Zero. Nothing. Nilch.
The symbolism of today’s payrolls report — ZERO — would be bad enough even if it wasn’t coming out in advance of the Labor Day weekend. There’s a pattern here: no matter how bad Wall Street thinks the employment report is going to be, it always seems to be worse, these days. It’s like GE’s earnings circa Jack Welch, but in reverse.
It’s increasingly looking as though the government is utterly incapable of creating jobs, but is actually pretty effective at destroying them. It’s doing so in a direct, literal way — there were 17,000 fewer government employees in August than there were the previous month, and local government has lost more than half a million jobs since September 2008. And it’s also doing so in an indirect way — there can’t be much doubt that a significant part of the jobs weakness is a function of the anger and uncertainty caused by the utter dysfunction of the legislative branch of government.
Hiring and firing decisions, of course, happen slowly — and they often happen after the summer. The jobs situation, which is always cyclical, now seems to be in a downturn rather than an upturn, which raises the prospect of a negative payrolls figure in September and further gruesome news over most of the 2012 election year. President Obama can speechify all he wants on Thursday, but I can’t imagine that he’s going to be able to get anything substantive through the House — not when Eric Cantor is demanding that even emergency hurricane relief be paid for with spending cuts.

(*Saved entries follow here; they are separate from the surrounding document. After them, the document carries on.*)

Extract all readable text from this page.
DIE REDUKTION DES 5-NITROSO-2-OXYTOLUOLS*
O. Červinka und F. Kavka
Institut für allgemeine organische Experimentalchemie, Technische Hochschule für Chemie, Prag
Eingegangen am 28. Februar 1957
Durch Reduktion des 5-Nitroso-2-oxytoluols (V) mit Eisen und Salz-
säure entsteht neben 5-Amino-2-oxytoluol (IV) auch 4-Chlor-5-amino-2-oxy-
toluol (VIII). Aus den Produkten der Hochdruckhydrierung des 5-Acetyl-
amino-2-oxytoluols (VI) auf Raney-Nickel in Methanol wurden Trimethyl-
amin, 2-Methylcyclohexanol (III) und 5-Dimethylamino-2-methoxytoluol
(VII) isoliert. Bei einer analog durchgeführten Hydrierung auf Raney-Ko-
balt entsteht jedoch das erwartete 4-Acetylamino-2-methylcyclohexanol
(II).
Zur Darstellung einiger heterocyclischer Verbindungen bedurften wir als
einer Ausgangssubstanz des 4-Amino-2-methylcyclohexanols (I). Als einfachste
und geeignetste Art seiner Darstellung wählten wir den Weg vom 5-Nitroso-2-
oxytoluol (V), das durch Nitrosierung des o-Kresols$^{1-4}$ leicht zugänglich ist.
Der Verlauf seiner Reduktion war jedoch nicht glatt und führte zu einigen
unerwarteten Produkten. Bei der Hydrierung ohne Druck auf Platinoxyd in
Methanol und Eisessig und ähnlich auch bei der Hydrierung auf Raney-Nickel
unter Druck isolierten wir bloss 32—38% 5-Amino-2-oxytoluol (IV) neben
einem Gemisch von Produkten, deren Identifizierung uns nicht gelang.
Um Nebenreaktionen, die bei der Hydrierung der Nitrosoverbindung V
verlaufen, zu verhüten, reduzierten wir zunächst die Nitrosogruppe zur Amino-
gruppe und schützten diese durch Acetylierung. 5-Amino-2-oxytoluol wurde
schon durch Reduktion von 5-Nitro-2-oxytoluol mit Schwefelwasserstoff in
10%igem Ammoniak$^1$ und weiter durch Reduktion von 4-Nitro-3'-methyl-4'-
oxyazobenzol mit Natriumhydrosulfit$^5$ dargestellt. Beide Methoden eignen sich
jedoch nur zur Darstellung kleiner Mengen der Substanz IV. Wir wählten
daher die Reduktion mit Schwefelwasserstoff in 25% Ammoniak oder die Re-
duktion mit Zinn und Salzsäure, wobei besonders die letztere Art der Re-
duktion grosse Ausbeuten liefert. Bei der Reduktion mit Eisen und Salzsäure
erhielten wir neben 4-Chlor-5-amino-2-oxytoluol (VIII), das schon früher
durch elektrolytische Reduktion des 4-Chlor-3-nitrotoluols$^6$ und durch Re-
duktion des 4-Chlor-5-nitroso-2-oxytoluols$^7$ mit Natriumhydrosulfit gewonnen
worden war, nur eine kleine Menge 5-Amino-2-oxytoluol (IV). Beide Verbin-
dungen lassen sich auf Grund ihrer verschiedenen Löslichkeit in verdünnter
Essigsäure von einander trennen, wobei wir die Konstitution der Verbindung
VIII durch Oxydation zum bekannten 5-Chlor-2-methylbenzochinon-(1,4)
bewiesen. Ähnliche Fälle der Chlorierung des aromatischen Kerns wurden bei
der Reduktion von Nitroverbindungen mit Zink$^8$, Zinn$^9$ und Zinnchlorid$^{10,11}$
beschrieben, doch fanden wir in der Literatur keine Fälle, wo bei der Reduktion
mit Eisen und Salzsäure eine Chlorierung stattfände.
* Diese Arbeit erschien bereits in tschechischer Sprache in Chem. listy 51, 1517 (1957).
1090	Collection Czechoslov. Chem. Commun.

You can call this a double dip, if you like, or you can view it as a kind of aftershock of the financial crisis. Either way, the economy is clearly now below its stall speed, and we don’t have access to the mechanisms necessary to get it moving again. That is going to make for poisonous politics, Washington gridlock, and untold human misery among millions of new and long-term unemployed across the land. Happy Labor Day, people.